Deliberation itself is on the line, and the reason is buried deep in The Washington Post’s report of the White House pen-and-phone approach. “The clock,” reports The Post, “has been running in reverse on the Obama presidency, ticking back from Inauguration Day 2017. What is the legacy of a president whose victory made history?” Note the only scarcely implicit assumption that legacies are made not by prudent governance but rather by the volume and monumentality of change induced. A president’s job is not to govern but to transform, and the more important the issue, the quicker the action had better come. This stands the Constitution on its head. As designed, it imposes a deliberate pace of policy-making that encourages gradually escalating degrees of consideration and consensus, and hence accommodation, as the gravity of decisions grows.[1]

The problem is that if a given transformation is worth having, then its results ought to be worth keeping. They never can be, for the next president, to be successful, will be expected to change once more. The result is something like a regime of transformation for its own sake—not unlike the communist “revolutions” that continue to hold that title decades after firing the last shot. In these conditions, the very object sought by all this—legacies—cannot even be had, for presidents must always undo or one-up anything their predecessors achieve, rendering any achievement evanescent.

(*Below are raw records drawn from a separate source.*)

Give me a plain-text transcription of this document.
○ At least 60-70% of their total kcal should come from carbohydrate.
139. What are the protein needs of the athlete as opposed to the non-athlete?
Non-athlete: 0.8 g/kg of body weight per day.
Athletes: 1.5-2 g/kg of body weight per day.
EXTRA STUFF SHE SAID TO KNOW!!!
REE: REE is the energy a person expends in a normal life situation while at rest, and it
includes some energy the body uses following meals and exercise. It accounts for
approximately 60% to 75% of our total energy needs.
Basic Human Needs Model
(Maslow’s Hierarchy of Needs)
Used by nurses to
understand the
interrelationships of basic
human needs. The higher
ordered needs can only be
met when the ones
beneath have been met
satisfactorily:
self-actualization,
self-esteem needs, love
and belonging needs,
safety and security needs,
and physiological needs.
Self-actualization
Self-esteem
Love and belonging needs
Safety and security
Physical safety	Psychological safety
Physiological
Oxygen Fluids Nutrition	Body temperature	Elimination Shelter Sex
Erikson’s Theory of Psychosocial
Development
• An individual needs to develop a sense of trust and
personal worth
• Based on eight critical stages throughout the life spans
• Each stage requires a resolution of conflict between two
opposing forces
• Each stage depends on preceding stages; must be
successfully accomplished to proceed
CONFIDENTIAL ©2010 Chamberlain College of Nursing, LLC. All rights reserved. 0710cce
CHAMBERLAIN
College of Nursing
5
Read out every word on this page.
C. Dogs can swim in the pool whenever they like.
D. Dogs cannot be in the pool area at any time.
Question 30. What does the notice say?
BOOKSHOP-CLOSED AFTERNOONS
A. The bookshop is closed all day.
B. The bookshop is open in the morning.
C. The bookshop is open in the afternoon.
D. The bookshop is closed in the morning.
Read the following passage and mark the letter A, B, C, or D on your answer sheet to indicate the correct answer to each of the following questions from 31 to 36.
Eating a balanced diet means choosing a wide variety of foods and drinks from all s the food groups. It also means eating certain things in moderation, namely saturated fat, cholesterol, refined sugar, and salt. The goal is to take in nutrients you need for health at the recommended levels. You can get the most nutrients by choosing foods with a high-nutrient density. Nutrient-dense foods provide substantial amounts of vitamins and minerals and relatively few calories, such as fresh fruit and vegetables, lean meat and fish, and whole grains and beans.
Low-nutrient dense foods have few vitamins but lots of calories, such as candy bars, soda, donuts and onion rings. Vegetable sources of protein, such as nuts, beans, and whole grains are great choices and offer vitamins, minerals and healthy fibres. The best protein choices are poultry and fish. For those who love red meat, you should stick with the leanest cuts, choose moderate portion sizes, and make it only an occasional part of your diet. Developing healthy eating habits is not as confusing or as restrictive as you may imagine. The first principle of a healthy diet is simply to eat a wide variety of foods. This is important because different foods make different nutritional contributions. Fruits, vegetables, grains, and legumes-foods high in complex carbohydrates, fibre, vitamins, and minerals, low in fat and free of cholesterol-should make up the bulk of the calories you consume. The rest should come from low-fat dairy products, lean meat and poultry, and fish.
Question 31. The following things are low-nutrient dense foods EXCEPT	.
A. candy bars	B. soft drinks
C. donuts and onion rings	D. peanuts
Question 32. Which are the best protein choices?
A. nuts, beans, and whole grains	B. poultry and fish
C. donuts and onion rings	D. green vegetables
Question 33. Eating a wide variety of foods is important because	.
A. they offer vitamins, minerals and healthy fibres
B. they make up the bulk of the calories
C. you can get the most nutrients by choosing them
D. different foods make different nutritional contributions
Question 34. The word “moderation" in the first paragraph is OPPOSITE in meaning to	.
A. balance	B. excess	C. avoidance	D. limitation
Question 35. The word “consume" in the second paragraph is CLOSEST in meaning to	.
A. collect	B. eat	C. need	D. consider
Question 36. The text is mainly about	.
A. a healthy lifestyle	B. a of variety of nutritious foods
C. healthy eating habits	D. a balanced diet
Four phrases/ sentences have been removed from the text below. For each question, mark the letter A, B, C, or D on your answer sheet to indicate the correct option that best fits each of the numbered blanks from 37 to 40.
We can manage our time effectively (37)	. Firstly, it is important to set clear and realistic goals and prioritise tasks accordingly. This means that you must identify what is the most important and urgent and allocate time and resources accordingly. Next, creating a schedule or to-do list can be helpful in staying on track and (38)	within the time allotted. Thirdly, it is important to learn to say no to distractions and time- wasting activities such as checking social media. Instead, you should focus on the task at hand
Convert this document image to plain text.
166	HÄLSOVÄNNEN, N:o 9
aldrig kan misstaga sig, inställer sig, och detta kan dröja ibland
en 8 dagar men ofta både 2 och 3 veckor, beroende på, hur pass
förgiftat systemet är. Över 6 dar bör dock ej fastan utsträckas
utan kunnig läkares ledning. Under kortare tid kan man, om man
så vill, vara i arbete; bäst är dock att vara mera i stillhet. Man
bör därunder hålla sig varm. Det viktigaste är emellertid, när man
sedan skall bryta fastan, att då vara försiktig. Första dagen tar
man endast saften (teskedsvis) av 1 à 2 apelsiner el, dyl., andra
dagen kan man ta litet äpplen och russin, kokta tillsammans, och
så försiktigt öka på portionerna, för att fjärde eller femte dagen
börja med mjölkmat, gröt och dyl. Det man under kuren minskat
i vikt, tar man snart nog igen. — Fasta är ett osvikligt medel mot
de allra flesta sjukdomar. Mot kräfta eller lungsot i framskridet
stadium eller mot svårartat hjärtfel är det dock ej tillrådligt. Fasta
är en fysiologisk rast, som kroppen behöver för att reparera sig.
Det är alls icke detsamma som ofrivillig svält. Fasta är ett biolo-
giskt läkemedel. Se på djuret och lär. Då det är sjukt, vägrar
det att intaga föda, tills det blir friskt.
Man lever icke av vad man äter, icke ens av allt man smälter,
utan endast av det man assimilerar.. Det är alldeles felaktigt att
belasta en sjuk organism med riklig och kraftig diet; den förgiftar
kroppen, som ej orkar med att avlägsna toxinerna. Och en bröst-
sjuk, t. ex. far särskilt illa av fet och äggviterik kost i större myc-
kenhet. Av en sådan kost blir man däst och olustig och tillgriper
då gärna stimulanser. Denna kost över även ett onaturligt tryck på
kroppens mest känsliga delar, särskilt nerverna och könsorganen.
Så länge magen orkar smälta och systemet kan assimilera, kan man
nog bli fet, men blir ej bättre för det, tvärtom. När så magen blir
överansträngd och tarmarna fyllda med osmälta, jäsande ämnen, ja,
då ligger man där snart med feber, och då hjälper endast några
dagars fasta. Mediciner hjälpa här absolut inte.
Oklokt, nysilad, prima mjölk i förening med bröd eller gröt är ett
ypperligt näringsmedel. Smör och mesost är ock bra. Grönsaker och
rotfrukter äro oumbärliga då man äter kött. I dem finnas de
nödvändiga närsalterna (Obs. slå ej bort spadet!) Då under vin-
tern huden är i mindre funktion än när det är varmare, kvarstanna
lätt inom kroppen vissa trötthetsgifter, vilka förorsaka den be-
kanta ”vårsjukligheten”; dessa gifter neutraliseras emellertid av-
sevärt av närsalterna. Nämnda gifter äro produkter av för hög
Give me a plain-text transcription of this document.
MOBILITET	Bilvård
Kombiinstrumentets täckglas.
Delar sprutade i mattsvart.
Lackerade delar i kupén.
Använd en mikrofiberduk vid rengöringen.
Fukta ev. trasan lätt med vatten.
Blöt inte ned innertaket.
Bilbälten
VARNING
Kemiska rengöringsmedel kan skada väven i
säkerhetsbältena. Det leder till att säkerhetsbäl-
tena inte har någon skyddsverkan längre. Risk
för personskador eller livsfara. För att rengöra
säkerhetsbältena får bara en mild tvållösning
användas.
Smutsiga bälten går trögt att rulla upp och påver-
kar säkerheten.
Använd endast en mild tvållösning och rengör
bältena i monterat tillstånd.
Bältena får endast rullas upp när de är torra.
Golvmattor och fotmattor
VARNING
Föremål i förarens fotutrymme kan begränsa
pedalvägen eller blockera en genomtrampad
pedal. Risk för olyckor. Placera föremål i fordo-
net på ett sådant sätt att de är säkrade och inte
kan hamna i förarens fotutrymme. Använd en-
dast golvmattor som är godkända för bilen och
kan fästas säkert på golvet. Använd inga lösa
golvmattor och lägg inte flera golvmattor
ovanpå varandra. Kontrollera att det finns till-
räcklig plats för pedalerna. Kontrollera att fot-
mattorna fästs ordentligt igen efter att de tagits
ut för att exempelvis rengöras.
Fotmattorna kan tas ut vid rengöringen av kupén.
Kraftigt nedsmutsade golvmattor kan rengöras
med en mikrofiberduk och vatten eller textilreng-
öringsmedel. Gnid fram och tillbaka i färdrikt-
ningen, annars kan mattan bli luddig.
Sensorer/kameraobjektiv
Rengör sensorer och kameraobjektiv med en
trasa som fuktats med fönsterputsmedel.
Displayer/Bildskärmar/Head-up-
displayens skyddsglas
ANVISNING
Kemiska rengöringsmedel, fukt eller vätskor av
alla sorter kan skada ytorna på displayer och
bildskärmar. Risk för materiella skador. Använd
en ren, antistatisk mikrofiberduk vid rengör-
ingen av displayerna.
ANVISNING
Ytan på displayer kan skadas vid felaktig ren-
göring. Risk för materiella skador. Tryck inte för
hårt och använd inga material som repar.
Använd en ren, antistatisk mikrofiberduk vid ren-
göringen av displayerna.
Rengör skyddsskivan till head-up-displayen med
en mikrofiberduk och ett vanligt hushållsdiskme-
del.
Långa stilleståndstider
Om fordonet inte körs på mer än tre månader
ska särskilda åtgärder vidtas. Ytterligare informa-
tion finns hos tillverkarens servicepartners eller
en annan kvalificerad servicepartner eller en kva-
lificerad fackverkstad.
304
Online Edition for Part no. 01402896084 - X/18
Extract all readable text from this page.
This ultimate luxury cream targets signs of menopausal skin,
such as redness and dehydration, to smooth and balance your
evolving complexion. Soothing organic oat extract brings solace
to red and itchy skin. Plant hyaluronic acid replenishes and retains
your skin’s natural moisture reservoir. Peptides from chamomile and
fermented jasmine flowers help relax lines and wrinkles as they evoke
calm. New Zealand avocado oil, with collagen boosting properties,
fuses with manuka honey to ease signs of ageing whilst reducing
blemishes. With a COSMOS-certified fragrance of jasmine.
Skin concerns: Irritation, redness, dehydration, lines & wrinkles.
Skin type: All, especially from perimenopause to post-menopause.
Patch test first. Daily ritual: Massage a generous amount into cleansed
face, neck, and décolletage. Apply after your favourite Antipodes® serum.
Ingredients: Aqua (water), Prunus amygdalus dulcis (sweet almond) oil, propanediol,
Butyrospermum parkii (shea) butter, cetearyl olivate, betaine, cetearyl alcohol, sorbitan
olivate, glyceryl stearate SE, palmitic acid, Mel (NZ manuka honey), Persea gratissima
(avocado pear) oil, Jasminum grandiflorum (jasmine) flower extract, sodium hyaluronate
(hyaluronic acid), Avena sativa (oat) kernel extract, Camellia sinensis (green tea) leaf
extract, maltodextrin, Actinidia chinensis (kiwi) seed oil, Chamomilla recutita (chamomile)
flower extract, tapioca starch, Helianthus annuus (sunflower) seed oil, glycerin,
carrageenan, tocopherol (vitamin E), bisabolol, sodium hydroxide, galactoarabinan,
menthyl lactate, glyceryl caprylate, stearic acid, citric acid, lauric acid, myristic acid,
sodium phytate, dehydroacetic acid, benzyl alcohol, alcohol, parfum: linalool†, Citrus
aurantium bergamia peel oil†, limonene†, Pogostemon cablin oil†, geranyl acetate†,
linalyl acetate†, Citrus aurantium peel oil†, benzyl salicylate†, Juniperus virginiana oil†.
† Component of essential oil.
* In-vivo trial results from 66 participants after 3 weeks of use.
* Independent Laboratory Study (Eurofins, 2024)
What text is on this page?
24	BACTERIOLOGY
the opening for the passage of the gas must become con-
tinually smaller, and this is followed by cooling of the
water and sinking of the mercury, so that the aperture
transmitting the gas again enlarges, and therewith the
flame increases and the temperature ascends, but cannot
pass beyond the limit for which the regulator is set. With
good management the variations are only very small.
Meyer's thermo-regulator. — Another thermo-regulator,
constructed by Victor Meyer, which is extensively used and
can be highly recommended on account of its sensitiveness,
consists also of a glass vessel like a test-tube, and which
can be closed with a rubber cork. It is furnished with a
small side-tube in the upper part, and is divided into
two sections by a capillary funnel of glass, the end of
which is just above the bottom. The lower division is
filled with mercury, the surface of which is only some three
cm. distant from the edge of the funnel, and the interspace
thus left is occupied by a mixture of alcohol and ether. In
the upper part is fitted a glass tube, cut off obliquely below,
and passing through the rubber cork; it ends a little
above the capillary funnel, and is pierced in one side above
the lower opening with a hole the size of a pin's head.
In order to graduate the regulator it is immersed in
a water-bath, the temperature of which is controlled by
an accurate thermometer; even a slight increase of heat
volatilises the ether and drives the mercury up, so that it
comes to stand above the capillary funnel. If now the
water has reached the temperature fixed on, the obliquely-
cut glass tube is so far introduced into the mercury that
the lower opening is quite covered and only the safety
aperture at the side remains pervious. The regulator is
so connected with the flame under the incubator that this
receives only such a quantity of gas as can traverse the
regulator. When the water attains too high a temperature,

One is reminded of Bill Clinton’s executive order placing the District of Columbia’s “Taxation Without Representation” license plates on the presidential limousine. George W. Bush signed an order taking them off; Barack Obama put them back on. Do we want policy on actual issues to change as casually as the presidential plates? An executive order signed today can be revoked tomorrow, and anyone flush with power now who doubts Republican presidents will do the same thing later need only consult Mitt Romney’s promise to exempt all 50 states from the Affordable Care Act on his first day in office—a speedier alternative to the pesky process of repealing a law by the normal (read: constitutional) means.

The truth is that the clock does not tick backward from the end of presidential terms. It ticks, the earth rotates, this lonely orb loops around a star, all of their own volition—and all beyond presidents’ control. It is the illusion of control—the presidential image of mastering and shaping events that actually wield their own shaping power—they are after in the quest for constant transformation. Perhaps, as Gene Healy would remind us, such mastery in our father figures serves, for voters, a psychological need. But it is not cost-free.

The media, meanwhile, is oblivious—make that “hostile”—to all this, because a bias toward change lurks in the nature of news. That the genius of the constitutional system might lie in the inhibition rather than the encouragement of action—such that what prevails must likely possess some merit—is a nuance lost in the era of 24-hour cable news. Were political reporters baseball writers, they would not cover pitching.

Action, to be sure, can be a fine and worthy thing, and the American system accommodates it, often at a breathtaking pace. But stability is worthwhile too. So is deliberation. Neither is long on the horizon as long as presidents govern with pens and phones rather than constitutions and laws.


[1] This shift to presidential government, something the United States simply does not by dint of its Constitution have, imposes other costs, including the wholesale exclusion for long periods of nearly half the voting population—those who did not cast ballots for the regnant executive.